L’Ape musicale

rivista di musica, arti, cultura

 

Šostakovič sotto assedio

  di Alberto Ponti

Oleg Caetani dirige la Sinfonia di Leningrado in una serata aperta con due rare perle di von Weber per orchestra e fagotto, solista Andrea Corsi

TORINO, 26 febbraio 2016 - Il grande pianista Sviatoslav Richter non aveva dubbi: dopo Beethoven, il massimo sinfonista della storia era il connazionale Dmitrij Šostakovič (1906-1975).

Senza avventurarsi in classifiche rischiose, non si può comunque negare al compositore russo la palma di uno tra i più geniali musicisti del Novecento. La colossale settima sinfonia in do maggiore op. 60 Leningrado (1941), che si è potuta ascoltare dall’Orchestra Sinfonica Nazionale all’Auditorium Rai di Torino giovedì 25 e venerdì 26 gennaio sotto la bacchetta di Oleg Caetani, conferma tutta la forza visionaria del suo autore.

Le circostanze in cui nacque il lavoro sono molto note. Nell’estate del 1941 l’esercito tedesco invase l’Unione Sovietica, stringendo Leningrado in un drammatico assedio che durerà fino all’inizio del 1943. Šostakovič compose in quei mesi la sinfonia per celebrare l’eroica resistenza degli abitanti della sua città natale. Diffusa mediante microfilm all’estero, la partitura ebbe un enorme e immediato successo in tutto il mondo (diretta tra gli altri da Toscanini, Kussevitzki e Mitropoulos), da leggersi soprattutto in chiave politica e antinazista, tanto da far guadagnare al compositore la copertina della rivista statunitense Time nel luglio 1942.

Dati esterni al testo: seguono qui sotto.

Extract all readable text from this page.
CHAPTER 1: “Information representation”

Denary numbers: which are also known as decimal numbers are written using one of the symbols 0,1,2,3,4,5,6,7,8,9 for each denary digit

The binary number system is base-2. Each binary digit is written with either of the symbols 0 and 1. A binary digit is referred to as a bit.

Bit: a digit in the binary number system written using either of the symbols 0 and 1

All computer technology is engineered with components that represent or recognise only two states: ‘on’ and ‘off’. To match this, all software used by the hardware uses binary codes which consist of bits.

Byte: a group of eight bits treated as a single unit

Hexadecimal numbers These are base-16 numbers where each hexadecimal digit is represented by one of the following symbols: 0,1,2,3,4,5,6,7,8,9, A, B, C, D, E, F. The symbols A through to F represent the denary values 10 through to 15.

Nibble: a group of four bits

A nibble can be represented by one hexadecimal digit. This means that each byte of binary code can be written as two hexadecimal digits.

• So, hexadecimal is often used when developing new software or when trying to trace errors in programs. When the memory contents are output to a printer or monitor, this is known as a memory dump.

Caetani dirige l’opera con grande raffinatezza timbrica, perseguita a partire dalla disposizione degli strumenti, collocando nel primo movimento parte degli ottoni sul fondo del palcoscenico ad enfatizzare l’effetto stereofonico durante il celebre crescendo che irrompe dopo l’esposizione a simboleggiare l’avanzata dell’esercito nemico, secondo alcuni, o la tenacia degli assediati, secondo altri. In un lavoro che più di altri dello stesso Šostakovič presenta una struttura di stampo mahleriano, l’intera orchestra è messa a dura prova da ottanta minuti di lavoro ininterrotto. Tutti i componenti del complesso della Rai assolvono egregiamente il proprio compito, suscitando scroscianti applausi del pubblico, alla fine dell’esecuzione, alle chiamate personali del direttore.

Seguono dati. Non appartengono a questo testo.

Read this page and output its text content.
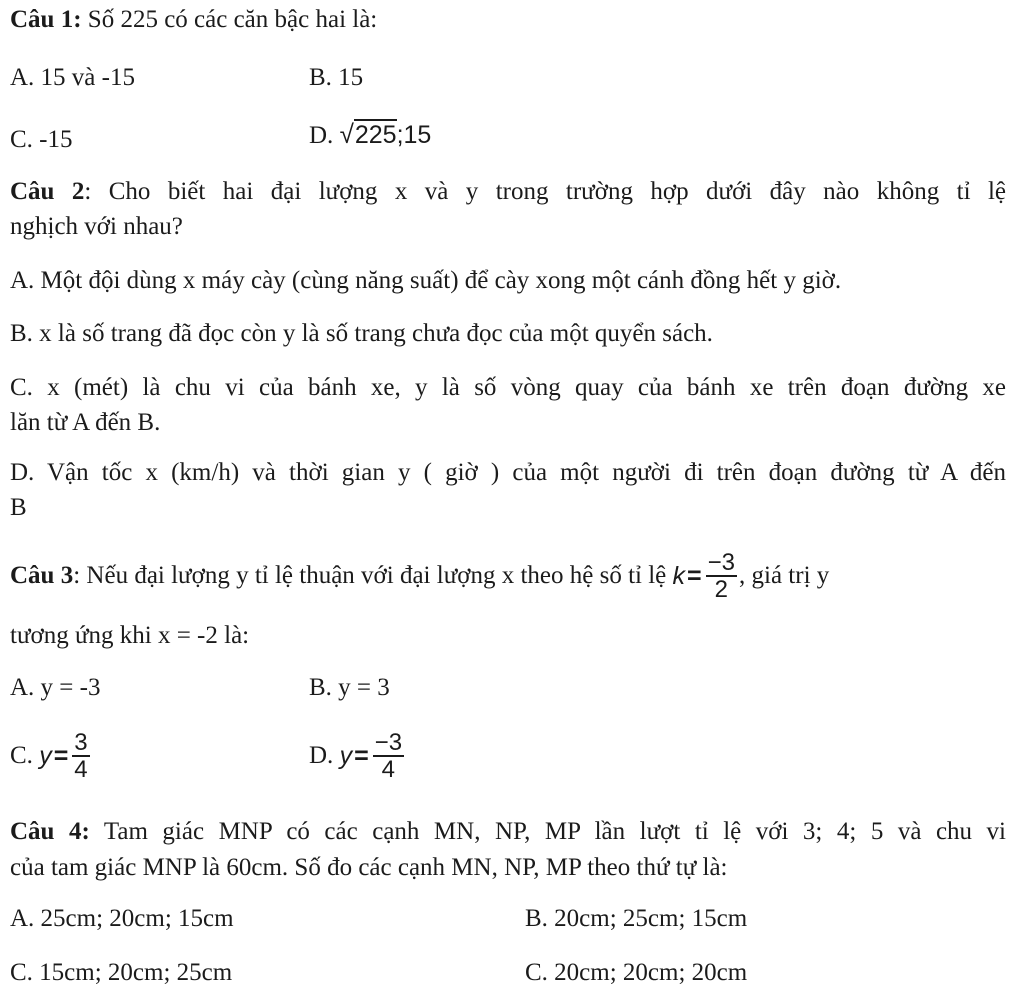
Câu 1: Số 225 có các căn bậc hai là:
A. 15 và -15	B. 15
C. -15	D. √225;15
Câu 2: Cho biết hai đại lượng x và y trong trường hợp dưới đây nào không tỉ lệ
nghịch với nhau?
A. Một đội dùng x máy cày (cùng năng suất) để cày xong một cánh đồng hết y giờ.
B. x là số trang đã đọc còn y là số trang chưa đọc của một quyển sách.
C. x (mét) là chu vi của bánh xe, y là số vòng quay của bánh xe trên đoạn đường xe
lăn từ A đến B.
D. Vận tốc x (km/h) và thời gian y ( giờ ) của một người đi trên đoạn đường từ A đến
B
Câu 3 : Nếu đại lượng y tỉ lệ thuận với đại lượng x theo hệ số tỉ lệ $k = \frac{-3}{2}$ , giá trị y
tương ứng khi x = -2 là:
A. y = -3	B. y = 3
C. $y = \frac{3}{4}$	D. $y = \frac{-3}{4}$
Câu 4: Tam giác MNP có các cạnh MN, NP, MP lần lượt tỉ lệ với 3; 4; 5 và chu vi
của tam giác MNP là 60cm. Số đo các cạnh MN, NP, MP theo thứ tự là:
A. 25cm; 20cm; 15cm	B. 20cm; 25cm; 15cm
C. 15cm; 20cm; 25cm	C. 20cm; 20cm; 20cm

Altro merito di Caetani consiste nel dare il dovuto risalto all’ironia a volte amara del compositore sovietico, evidente soprattutto nei passi in cui ostenta un trionfalismo di pura facciata, senza tuttavia farne l’unica chiave di lettura del suo universo musicale, come è invece accaduto spesso in passato. Questa sinfonia è infatti opera sommamente ispirata, in cui i valori musicali sovrastano ogni altra considerazione ideologica o programmatica. Ecco allora emergere con chiarezza tutte le preziosità ritmiche racchiuse nello scherzo e nell’adagio centrali, oasi tra i due roboanti tempi estremi, anche se egualmente ricchi di contrasti che la sapienza direttoriale compone in una visione unitaria, suggellata dalle analogie tematiche presenti in tutta la partitura.

Una sala non numerosa ma entusiasta ha decretato il successo dell’esecuzione da parte di un’orchestra ormai di rilievo internazionale, come dimostrano le crescenti tournée all’estero e le collaborazioni con direttori di primissimo piano.

La serata si era aperta con due gradevolissime pagine per fagotto e orchestra di Carl Maria von Weber (1786-1826): l’Andante e Rondò all’ongarese op. 35 (1813) e il concerto in fa maggiore op. 75 (1811). Composizioni sospese tra classicismo e primo romanticismo biedermeier, magistralmente interpretate da Andrea Corsi, prima parte dell’orchestra, per una sera in veste di solista.